莫若拙经常去抓自己的冻疮,是不痒的,也可能早就好了。

但是躺在床上他会无意识地抓自己的小指,抓破一次后,罗晹用嘴去吮,充满了抚爱的邪念,直到满嘴都是他血液。

莫若拙怕痛怕痒,就不再去碰自己的小指头。

在罗晹出门的那天,莫若拙才得以看全这个房子长什么样子,这里比之前罗晹住的房子小上一些,带上地下室一共三层,有走廊和后院,环境优美。

莫若拙刚刚爬上后院高高的铁栏杆,小腿被一只手拉住,再一把拽到草坪,摔得他下半身都麻了,他只能用也火辣辣痛的手臂支撑着身体,满目惊恐地往后躲。

步步紧逼的魁梧男人看他如地上的一块死肉,仅拖着他的一只手,从后院连拖带拽把他扔回房子。

雇佣兵出身的私保钢铸般的拳头比莫若拙的双手要大,身上有强横的属于成年男人的气息。难以抗拒的力量差距带着恐惧的重拳重锤着莫若拙,陌生人的恐惧感也被无限放大,莫若拙双腿在裤管下生理性地抽搐。

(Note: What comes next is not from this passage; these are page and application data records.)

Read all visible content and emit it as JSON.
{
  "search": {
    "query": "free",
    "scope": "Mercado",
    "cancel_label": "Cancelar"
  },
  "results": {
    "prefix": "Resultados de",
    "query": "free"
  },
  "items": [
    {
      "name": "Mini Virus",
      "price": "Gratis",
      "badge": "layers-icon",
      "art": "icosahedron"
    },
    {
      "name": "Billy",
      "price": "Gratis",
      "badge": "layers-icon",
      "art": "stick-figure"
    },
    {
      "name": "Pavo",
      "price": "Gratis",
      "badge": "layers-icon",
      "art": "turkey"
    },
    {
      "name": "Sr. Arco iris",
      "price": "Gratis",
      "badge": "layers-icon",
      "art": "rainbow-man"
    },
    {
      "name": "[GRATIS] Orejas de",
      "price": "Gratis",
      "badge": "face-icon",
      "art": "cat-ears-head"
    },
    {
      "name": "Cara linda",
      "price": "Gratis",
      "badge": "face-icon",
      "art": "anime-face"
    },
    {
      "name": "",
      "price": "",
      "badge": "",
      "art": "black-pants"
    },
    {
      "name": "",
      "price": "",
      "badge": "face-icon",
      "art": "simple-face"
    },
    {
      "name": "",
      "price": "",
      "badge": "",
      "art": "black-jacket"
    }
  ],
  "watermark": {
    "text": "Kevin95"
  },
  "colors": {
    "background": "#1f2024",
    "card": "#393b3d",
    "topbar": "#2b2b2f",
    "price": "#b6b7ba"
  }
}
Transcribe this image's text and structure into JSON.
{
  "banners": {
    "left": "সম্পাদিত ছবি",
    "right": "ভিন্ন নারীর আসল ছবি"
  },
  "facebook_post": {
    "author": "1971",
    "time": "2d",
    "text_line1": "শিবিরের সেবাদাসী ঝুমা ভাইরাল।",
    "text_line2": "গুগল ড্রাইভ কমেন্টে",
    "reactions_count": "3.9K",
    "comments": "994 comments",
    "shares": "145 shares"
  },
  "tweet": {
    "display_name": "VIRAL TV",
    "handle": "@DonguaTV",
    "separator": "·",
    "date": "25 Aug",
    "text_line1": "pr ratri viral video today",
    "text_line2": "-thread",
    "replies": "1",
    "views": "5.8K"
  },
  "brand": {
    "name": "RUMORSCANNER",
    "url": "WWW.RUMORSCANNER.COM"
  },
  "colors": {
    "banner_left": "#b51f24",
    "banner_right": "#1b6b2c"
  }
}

被吓破胆的莫若拙马上反锁了房间,然后深感畏惧地抱着膝盖,小声地饱受折磨地呜咽。

罗晹回来时带着怒气,冷冰冰看着把自己弄出一身伤的莫若拙。

莫若拙逃走的理由十分可笑——他要回去上学。

他抱在胸前的枕头被抽走,扔在地上,罗晹恶狠狠地箍住他的下巴。

“留在我身边有什么不好?你上学一辈子也不可能有我给你的钱多,”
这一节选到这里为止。